All the while, the work to reach 50 ratifications continued, despite UN closures and lockdown-driven complications to the ratification process. As they got closer to reaching their goal, campaigners joined Zoom calls from around the world to coordinate everything needed to make the announcement—and when the 50th ratification came through on a Saturday evening, they opened up one such call to everyone who was awake to celebrate making history once again. As Oyarzún describes the scene:
“We very quickly had more than 70 people; it was a cacophony and it was wonderful. People were coming in and out—there were people drinking their coffee, and other people drinking champagne, and bringing in their babies and crying partners. It was lovely because it [gave] the sense of the network that we are. If it had been in person, obviously the celebration would have been amazing, but I think coalitions [can] quickly forget that the partners they work with are people too, that we care and work towards this issue together, so we need to celebrate together… It was immediately about networking the way you would in a party, but in such an informal setting that was lovely to see.”
Aside from the challenges of the pandemic, another remarkable aspect of achieving this milestone is the fact that top officials were willing to lobby to keep it from happening.

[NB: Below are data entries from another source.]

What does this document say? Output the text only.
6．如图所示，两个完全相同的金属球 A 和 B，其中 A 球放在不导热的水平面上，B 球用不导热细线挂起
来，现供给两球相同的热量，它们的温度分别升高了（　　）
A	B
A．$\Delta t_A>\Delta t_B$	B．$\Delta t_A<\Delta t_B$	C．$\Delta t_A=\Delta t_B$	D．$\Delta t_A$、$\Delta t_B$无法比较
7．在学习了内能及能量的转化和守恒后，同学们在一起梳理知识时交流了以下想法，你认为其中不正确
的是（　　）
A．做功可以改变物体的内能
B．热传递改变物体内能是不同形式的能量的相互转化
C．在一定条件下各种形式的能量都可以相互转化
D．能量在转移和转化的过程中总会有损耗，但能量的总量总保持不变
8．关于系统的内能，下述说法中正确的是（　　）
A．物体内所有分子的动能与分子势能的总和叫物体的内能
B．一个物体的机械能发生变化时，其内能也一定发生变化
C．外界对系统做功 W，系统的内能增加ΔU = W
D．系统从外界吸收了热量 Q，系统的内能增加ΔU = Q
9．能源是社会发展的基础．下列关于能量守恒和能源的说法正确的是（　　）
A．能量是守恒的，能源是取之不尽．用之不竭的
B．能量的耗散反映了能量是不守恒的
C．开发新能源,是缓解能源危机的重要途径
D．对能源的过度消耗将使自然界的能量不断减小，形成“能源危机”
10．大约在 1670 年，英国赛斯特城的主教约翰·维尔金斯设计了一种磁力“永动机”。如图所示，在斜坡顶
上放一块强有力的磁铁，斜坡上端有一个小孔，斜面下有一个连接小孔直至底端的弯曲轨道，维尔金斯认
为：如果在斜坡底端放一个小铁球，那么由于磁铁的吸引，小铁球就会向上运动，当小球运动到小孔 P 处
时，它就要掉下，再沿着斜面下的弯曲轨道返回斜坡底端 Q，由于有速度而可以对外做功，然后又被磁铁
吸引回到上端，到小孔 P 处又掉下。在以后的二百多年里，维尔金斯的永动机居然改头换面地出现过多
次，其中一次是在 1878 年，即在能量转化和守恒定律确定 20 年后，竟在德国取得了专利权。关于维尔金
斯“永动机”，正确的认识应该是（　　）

Within a few weeks prior to the announcement, governments of nuclear-armed nations applied pressure to countries that had already signed the treaty—with the U.S. even going so far as to send a letter to signatories asking them to retract their support. Despite these efforts, the signatories didn’t back down and stood by their decision to help move the treaty forward, which further galvanized the campaign. As Oyarzún puts it, “[Governments] wouldn't fight back if this treaty weren't going to change things. And having that confirmation that they're rattled, and then within weeks, achieving that milestone—which means you can't turn it back, nuclear weapons will be illegal under international law—that is something which I think everyone gets to be really proud of.”
After the initial celebrations, the campaign shifted focus to organizing a global day of action on January 22, the day the treaty would enter into force. They launched a map page where supporters could submit and host their own events, and within two days after sharing the page (more than a month before the day of action), at least 15 events were scheduled in locations that were oceans apart. The event page has given campaigners a way to find each other locally in a way they hadn’t before, and given Oyarzún the chance to appreciate the depth of connections they’ve built with their supporters. “There are going to be events at U.S. universities that directly reference our report [on universities in the U.S. nuclear weapons complex]. And [in NationBuilder] you can see, ‘oh, this person saw the report, signed up to volunteer, they've been in touch with Alicia, and now they're on our event page—and there's an easy workflow that means we can really work on this relationship… It [gives] us this easy path for our resources to land with the right people, and for them to actually do something with it.”